O Código de Ética do psicólogo se apoia firmemente nos Princípios e Direitos Fundamentais da Constituição Federal, que coloca como diretriz a busca pela dignidade, prevalência dos direitos humanos, cidadania, soberania, justiça, liberdade e promoção de bem-estar a toda a população brasileira. Talvez não dê para concordar com toda a legislação brasileira, mas é preciso que, enquanto psicólogo, sempre levar em conta que o respeito e promoção de condições dignas de vida são parte do trabalho. E não só na psicologia, como em outras profissões e ocupações. E, quanto ao que não se concorda sobre a legislação e a prática profissional, que se lute para implantar o que considerar melhor.

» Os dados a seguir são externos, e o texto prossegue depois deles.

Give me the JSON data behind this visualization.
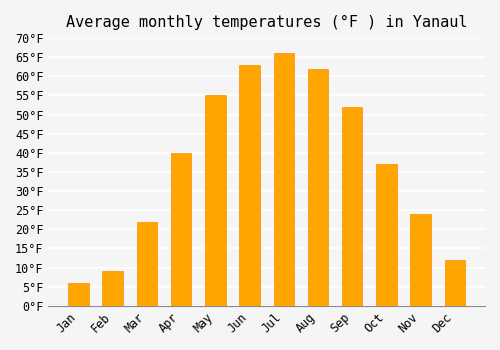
{
  "title": "Average monthly temperatures (°F ) in Yanaul",
  "months": [
    "Jan",
    "Feb",
    "Mar",
    "Apr",
    "May",
    "Jun",
    "Jul",
    "Aug",
    "Sep",
    "Oct",
    "Nov",
    "Dec"
  ],
  "values": [
    6,
    9,
    22,
    40,
    55,
    63,
    66,
    62,
    52,
    37,
    24,
    12
  ],
  "bar_color": "#FFA500",
  "bar_edge_color": "#FF8C00",
  "background_color": "#f5f5f5",
  "grid_color": "#ffffff",
  "ylim": [
    0,
    70
  ],
  "yticks": [
    0,
    5,
    10,
    15,
    20,
    25,
    30,
    35,
    40,
    45,
    50,
    55,
    60,
    65,
    70
  ],
  "title_fontsize": 11,
  "tick_fontsize": 8.5,
  "ylabel_suffix": "°F"
}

A psicologia clínica não se restringe ao trabalho em consultório, sendo que ela pode acontecer na rua e em instituições. Mais do que isso, é preciso frisar, tanto para os profissionais como para a população de maneira geral, que para a psicologia clínica funcionar, ela tem que saber quando deve trabalhar com outros profissionais e serviços. Isso se dá de formas variadas que serão avaliadas pelo profissional; cada caso é singular e deve ser construído de maneira personalizada – e, para personalizar, é preciso conhecer as ferramentas existentes no mundo. Essa é a importância de disseminação de informação.
Assim, é possível ver que, apesar de se dividir as profissões em áreas, cada área deve conversar com as demais quando necessário. Isso quer dizer que não é possível ignorar o que acontece do outro lado da porta. Muitos problemas são estruturais, surgem de injustiça social, violência institucional, subordinação da população ao interesse de poucos, guerra desumana pelo lucro, más condições de alimentação, moradia, relacionamentos, lazer. Nesse sentido, não consigo imaginar um psicólogo que não seja militante – é quase contraditório. Para atender alguém na clínica, por exemplo, as pessoas têm que ter acesso a ela. Por isso, devemos pensar qual tipo de sociedade nós queremos, como que os serviços devem ser ofertados, como oferecer meios de locomoção e de disponibilização de atendimento e como veicular informações. Quem atua com psicologia deve entender quais são as condições essenciais para que seu trabalho aconteça e lutar por elas, entendendo que a luta e o trabalho são feitos em grupo.